Höflich und gute Manieren

"Er war ein sehr angenehmer, höflicher Mandant mit guten Manieren", bestätigt der Verteidiger. Er habe sich "geärgert", so Driendl, dass die vom Bundesgerichtshof aufgehobene Freiheitsstrafe von neun Jahren und zwei Monaten aus dem ersten Urteil im zweiten Verfahren in Bayreuth "nur marginal" reduziert wurde. "Unsere erneute Revision dagegen lief noch", so der Rechtsanwalt.

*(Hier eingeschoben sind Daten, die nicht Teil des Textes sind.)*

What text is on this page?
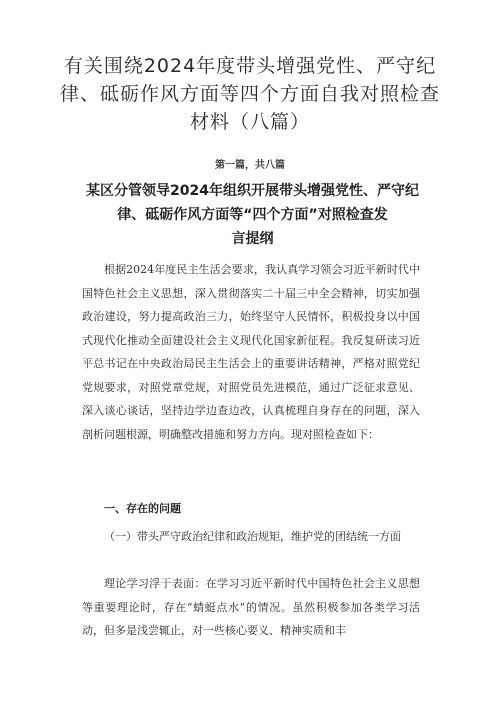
有关围绕2024年度带头增强党性、严守纪
律、砥砺作风方面等四个方面自我对照检查
材料（八篇）
第一篇，共八篇
某区分管领导2024年组织开展带头增强党性、严守纪
律、砥砺作风方面等“四个方面”对照检查发
言提纲

根据2024年度民主生活会要求，我认真学习领会习近平新时代中国特色社会主义思想，深入贯彻落实二十届三中全会精神，切实加强政治建设，努力提高政治三力，始终坚守人民情怀，积极投身以中国式现代化推动全面建设社会主义现代化国家新征程。我反复研读习近平总书记在中央政治局民主生活会上的重要讲话精神，严格对照党纪党规要求，对照党章党规，对照党员先进模范，通过广泛征求意见、深入谈心谈话，坚持边学边查边改，认真梳理自身存在的问题，深入剖析问题根源，明确整改措施和努力方向。现对照检查如下：

一、存在的问题

（一）带头严守政治纪律和政治规矩，维护党的团结统一方面

理论学习浮于表面：在学习习近平新时代中国特色社会主义思想等重要理论时，存在“蜻蜓点水”的情况。虽然积极参加各类学习活动，但多是浅尝辄止，对一些核心要义、精神实质和丰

Er, Driendl, habe alles versucht, dass sein Mandant Ende Oktober nicht ins Gefängnis verlegt wird. "Aber die Ärzte im BKH und in der JVA hielten ihn für voll haftfähig." Der Mann sei vorher in der geschlossenen Abteilung des Bezirkskrankenhauses gewesen: "Dort hat er sich sehr wohl gefühlt. Alle mochten ihn, es ging ihm gut." Nach eineinhalb Jahren in der JVA - ein sogenannter Zwischenvollzug - hätte er noch einmal eine Therapie im Bezirkskrankenhaus wegen seiner psychischen Probleme und seiner Alkoholsucht machen sollen.


Driendl: "Alles lief gut"

Der Bayreuther Rechtsanwalt betont, dass für ihn und für den Gutachter im Prozess der Suizid "völlig überraschend" gewesen sei. "Das hatte niemand auf dem Schirm. Alles lief gut, der Mandant hatte sogar Aussicht auf Halbstrafe." Driendl weiter: "Bei der Straftat selbst waren Selbstmordgedanken da. Aber jetzt galt er nicht mehr als selbstmordgefährdet."

So beurteilten es auch die Fachleute der Justizvollzugsanstalt St. Georgen. Deren Chef Matthias Konopka ("Der Fall hat uns alle sehr betroffen gemacht") bestätigt, dass der neue Häftling wie jeder Zugang "von Ärzten und Psychologen begutachtet wurde". Dabei habe er sich "unauffällig und ganz normal verhalten". Er sei auch nicht aus der Freiheit gekommen, sondern habe durch den Aufenthalt im BKH die Haftsituation bereits gekannt.


Vorsichtsmaßnahmen der JVA

Wenn es Anzeichen für eine Suizidgefahr gegeben hätte, wären Vorsichtsmaßnahmen ergriffen worden, erklärt Konopka. Gürtelwegnahme, kameraüberwachte Zelle oder - in ganz krassen Fällen - Unterbringung in einem geheizten Haftraum, wo der Häftling nur noch eine Papierunterhose anhat. "Da haben wir abgestufte Reaktionsmöglichkeiten."